Nel caso del Radisson di Kolkata, il progetto messo a punto da Carrano, oltre a comprendere alcuni accorgimenti che sono ormai divenuti di uso comune nella maggior parte dei progetti greenfield (come il filtraggio e riciclo della pioggia per quegli utilizzi per cui non è necessaria acqua potabile), ha dovuto tenere conto di alcuni fattori come il clima e il traffico caotico che caratterizzano la megalopoli bengalese. La facciata dell'edificio, per esempio, sarà dotata di un'ulteriore barriera di vetro, pensata appositamente per abbattere l'inquinamento acustico proveniente dalle strade circostanti, mentre la superficie del tetto dell'hotel sarà occupata al 70% da una piscina. Lo scopo non è, banalmente, quello di impiegare in maniera fruttuosa un'area che rischierebbe altrimenti di andare sprecata. Ma soprattutto quello di inserire tra le camere e l'impietoso sole dei tropici un'intercapedine d'acqua in grado di accrescere l'isolamento della struttura, contribuendo ad abbassare i costi, a queste latitudini non trascurabili, legati alla climatizzazione degli ambienti.

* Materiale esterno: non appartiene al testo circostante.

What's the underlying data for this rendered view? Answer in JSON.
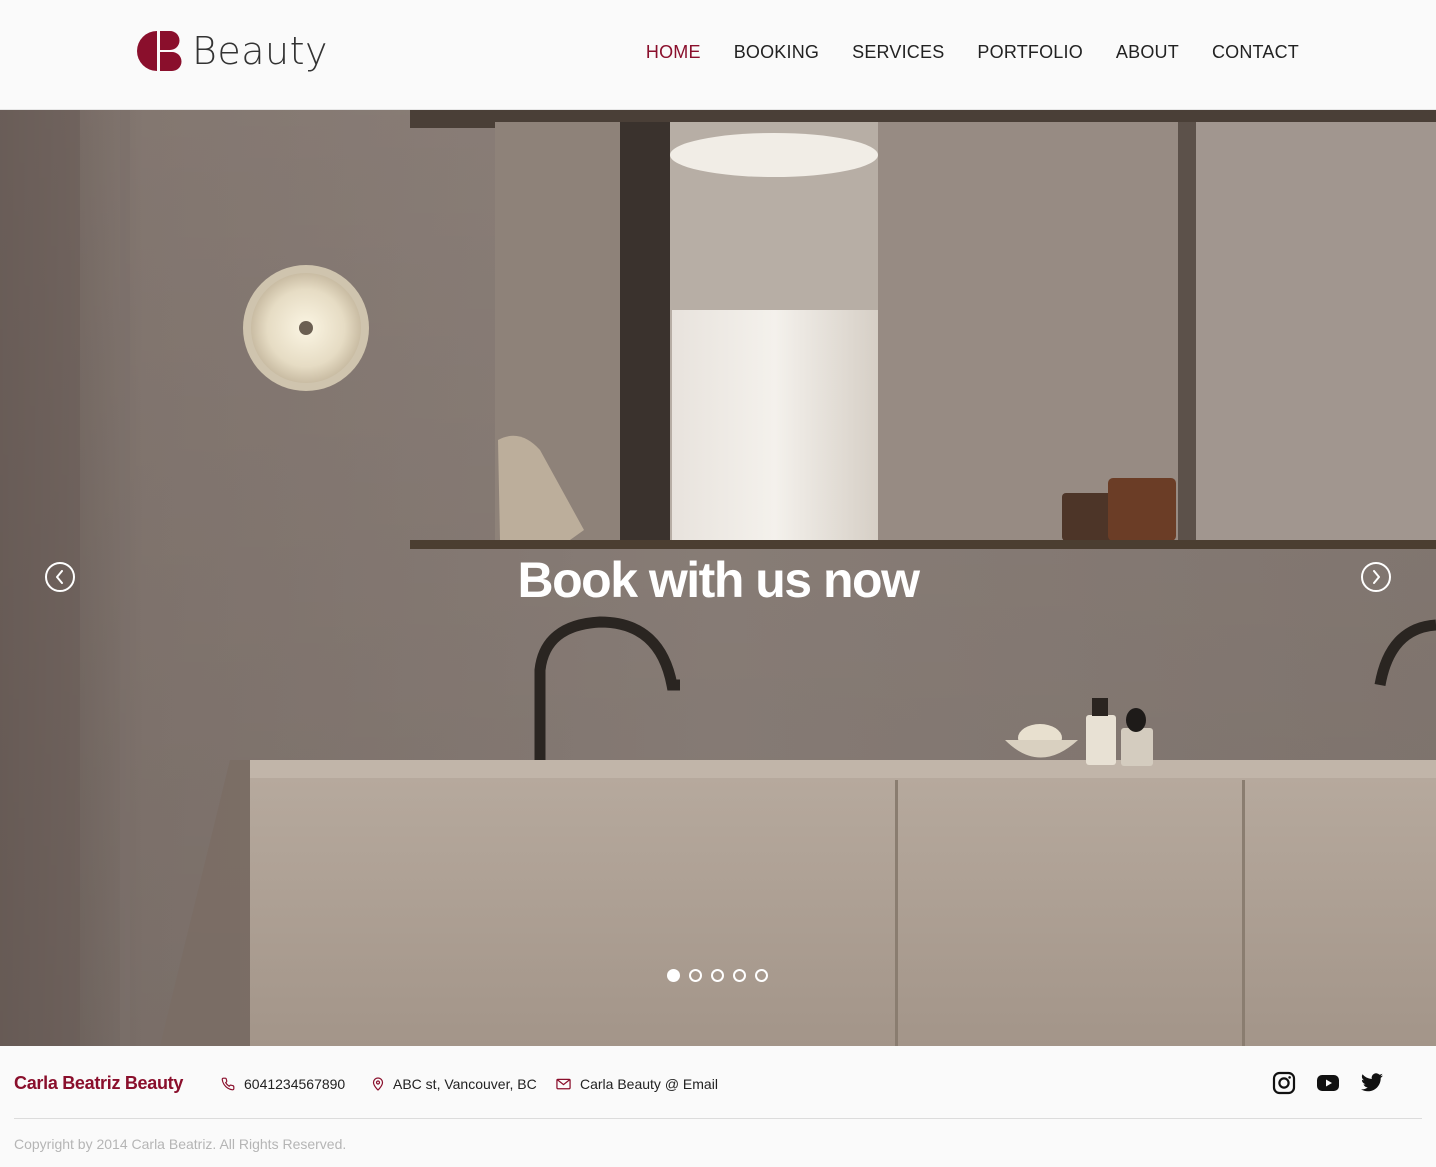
{
  "header": {
    "logo_text": "Beauty",
    "logo_initials_icon": "cb-monogram-icon",
    "nav": [
      {
        "label": "HOME",
        "active": true
      },
      {
        "label": "BOOKING",
        "active": false
      },
      {
        "label": "SERVICES",
        "active": false
      },
      {
        "label": "PORTFOLIO",
        "active": false
      },
      {
        "label": "ABOUT",
        "active": false
      },
      {
        "label": "CONTACT",
        "active": false
      }
    ]
  },
  "hero": {
    "title": "Book with us now",
    "prev_icon": "chevron-left-circle-icon",
    "next_icon": "chevron-right-circle-icon",
    "slides_count": 5,
    "active_slide": 1
  },
  "footer": {
    "brand": "Carla Beatriz Beauty",
    "phone": "6041234567890",
    "address": "ABC st, Vancouver, BC",
    "email": "Carla Beauty @ Email",
    "social": [
      "instagram-icon",
      "youtube-icon",
      "twitter-icon"
    ],
    "copyright": "Copyright by 2014 Carla Beatriz. All Rights Reserved."
  },
  "colors": {
    "brand": "#8a0f2c",
    "text": "#222222",
    "muted": "#b5b5b5",
    "background": "#fafafa"
  }
}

La decisione di sacrificare il tetto dell'hotel alla causa del l'isolamento termico non ha però dissuaso Carrano dall'idea di capitalizzare almeno in parte la grande quantità di energia solare disponibile in India. Di qui la decisione di spostare su due delle facciate dell'edificio, quelle rivolte a sud e a est, quei pannelli solari fotovoltaici che tradizionalmente vengono collocati sul tetto, conferendo loro quella che Carrano chiama «una funzione architettonica». Da semplice vezzo ecologista (qualche anno fa), a elemento non più marginale sul fronte dell'approvvigionamento di energia (dopo l'impennata del prezzo del petrolio del 2008), fino a diventare parte integrante del design di un edificio. Un duplice sdoganamento neppure pensabile fino a qualche anno fa. Decisamente meno visibile all'occhio dei passanti sarà invece l'installazione di un accumulatore di energia che permetterà di capitalizzare sull'offerta di corrente elettrica a basso costo delle ore notturne per poi impiegarla in quelle fasi della giornata in cui le tariffe sono più elevate.

Nel caso del Park di Hyderabad, parte di una piccola catena indiana di hotel con una spiccata attenzione al design, il tetto, non ospitando una piscina, è stato rivestito di materiali in grado di garantire un solar reflectance index elevato. Mentre nei parcheggi sarà offerta la possibilità ai (per il momento rari, in verità) possessori di auto elettriche di ricaricare le proprie piccole Reva made in Bangalore direttamente in albergo. Una scelta che al momento riveste un valore più simbolico che pratico, ma che va nella direzione di non discriminare chi compie scelte rispettose dell'ambiente.